Data Model

The data model is a formal description of what types of data entities we are working with and how they relate to each other. The FireCloud data model currently supports the following basic entity types:

You import metadata corresponding to these entities by uploading load files in tab-separated-value format (a type of text file). All of the lines in a load file must reference entities of the same type, and separate files must be used for each entity type. The first line must contain the appropriate field names in their respective column headers. See the individual entity entries for examples of load files.

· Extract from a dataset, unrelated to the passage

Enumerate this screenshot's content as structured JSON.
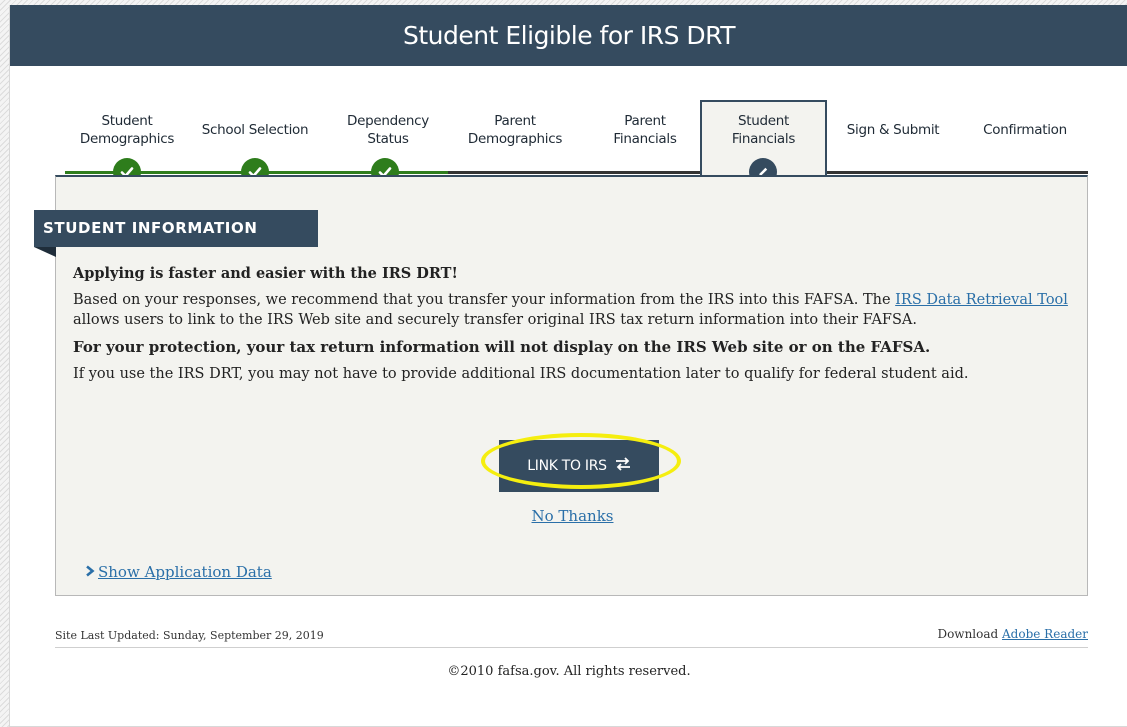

Note that for each of the basic entities, the data model also supports set entities, which are essentially lists of the basic entity type.

  • Participant Set
  • Sample Set
  • Pair Set

In set load files, each line lists the membership of a non-set entity (e.g., participant) in a set (e.g., participant set). The first column contains the identifier of the set entity and the second column contains a key referencing a member of that set. For example, a load file for a participant set looks like this:

membership:participant_set_id participant_id

Note that multiple rows in a set load file may have the same set entity id (e.g. TCGA_COAD).

Order for uploading Load Files

Load files must be imported in a strict order due to references to other entities.

The order is as follows ("A > B" means entity type A must precede B in order of upload):

  • participants > samples
  • samples > pairs
  • participants > participant sets
  • samples > sample sets
  • pairs > pair sets
  • set membership > set entity, e.g., participants > samples > sample set membership > sample set entity.